Special note for veterinarians (and other interested people) at the end of this post.
You would think that in my line of work, especially when I work at the emergency hospital, I save animals’ lives every day (or night). No doubt, all veterinary teams help animals every day. But it is not every day that my team and I treat an animal that is about to die and make it live instead.
Two nights ago a team of nurses and I unequivocally saved a dog’s life*. She was suffocating.
The dog’s owner stated that his mother liked to feed bones to the dog. The family had a barbeque on Sunday. The dog had been working on leftover bones since the barbeque. The owner got home from work on Tuesday evening and found his dog struggling for air. He suspected that his dog was choking on a bone.
When the dog arrived at the emergency hospital she was about to die. She was fighting to breathe. Bloody saliva trailed from her mouth. The nurses administered supplemental oxygen and placed an IV catheter. We immediately sedated the dog (struggling for air causes increased bodily oxygen demand; sedation reduces struggling). I attempted to evaluate the dog’s mouth but handling the area was too painful, even with sedation, for the dog to tolerate.
We administered a surgical anesthetic (propofol) to the dog and I finally got a good look in her mouth and down her throat. The owner was right. There was a foreign object obstructing the dog’s airway. The bone fragment was in the dog’s trachea (windpipe). It was seriously wedged in, and it was big enough to choke a horse. The bone’s diameter was greater than that of the dog’s trachea, and the dog was able to breathe at all only because the fragment had distorted the windpipe into an unusual shape that allowed small amounts of air past the bone’s margins.
The bone fragment somehow had gotten past the larynx (the voice box, which is the opening to the windpipe). The larynx and the back of the throat were horribly swollen.
I experimented with a number of different forceps but they couldn’t grip the bone well enough to extract it through the larynx. Needle nose pliers (I’m not kidding) couldn’t reach the bone. My biggest fear was that I would inadvertently push the bone deeper into the trachea while trying to retrieve it. For a moment I thought that we would have to perform a tracheostomy and to cut through the neck to retrieve the bone.
After what seemed like an eternity (but probably only amounted to a minute or two) I managed to get a good grip on the bone. It was extricated with gentle, constant traction. The imminent crisis was over, but the dog was not out of the woods. Several tiny bone chips and pieces of plant matter were scattered around the back of her throat. These posed a threat. They could be aspirated into the lungs and cause a fatal pneumonia. The larynx was severely swollen. This could compromise breathing later in the night.

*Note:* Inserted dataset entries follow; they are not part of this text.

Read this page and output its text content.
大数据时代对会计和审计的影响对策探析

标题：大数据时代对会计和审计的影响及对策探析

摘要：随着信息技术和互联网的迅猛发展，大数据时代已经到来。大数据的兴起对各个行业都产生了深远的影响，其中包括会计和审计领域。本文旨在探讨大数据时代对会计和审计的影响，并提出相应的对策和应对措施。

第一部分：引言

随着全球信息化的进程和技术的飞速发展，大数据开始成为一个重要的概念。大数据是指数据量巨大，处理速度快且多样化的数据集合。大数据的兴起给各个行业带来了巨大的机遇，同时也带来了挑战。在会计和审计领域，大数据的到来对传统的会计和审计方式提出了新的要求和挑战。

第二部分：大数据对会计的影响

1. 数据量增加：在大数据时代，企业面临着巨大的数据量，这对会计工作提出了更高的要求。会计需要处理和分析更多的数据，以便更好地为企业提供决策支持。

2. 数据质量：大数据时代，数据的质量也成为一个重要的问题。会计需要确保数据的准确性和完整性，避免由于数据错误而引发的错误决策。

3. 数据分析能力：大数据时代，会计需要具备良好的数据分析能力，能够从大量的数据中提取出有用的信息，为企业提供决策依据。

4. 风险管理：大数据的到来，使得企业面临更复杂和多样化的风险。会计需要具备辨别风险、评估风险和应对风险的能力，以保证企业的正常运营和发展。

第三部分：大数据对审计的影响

We suctioned all of the visible bone fragments from the area and administered steroids and antihistamines to bring down the swelling. Intravenous antibiotic therapy was implemented to guard against pneumonia. The dog spent the next several hours in an oxygen cage. Eventually she breathed well without oxygen supplementation. She went home in the morning.
The nurses who worked with me on this case were every bit as responsible for saving the dog’s life as I was.
Photos: 1) Next time, chew your food. 2) Working. Haven’t even had a chance to start fluids yet. 3) Morning. All’s well that ends well!
Note to veterinarians (and anyone who’s interested): This dog was turned away at closing time from another facility before she came to the emergency hospital. It is amazing that she didn’t die en route. California law states that critical patients must be stabilized prior to transit. This dog clearly was not. What are your thoughts on this?
And let’s take it one step deeper. This dog was a seven-year-old intact Pit Bull whose owner looked like a member of MS-13. Do you think she would have been turned away if she were a one-year-old spayed Lab brought in by a person wearing a suit?
*I concede that the long term survival of the dog is not absolutely guaranteed. See notes in post.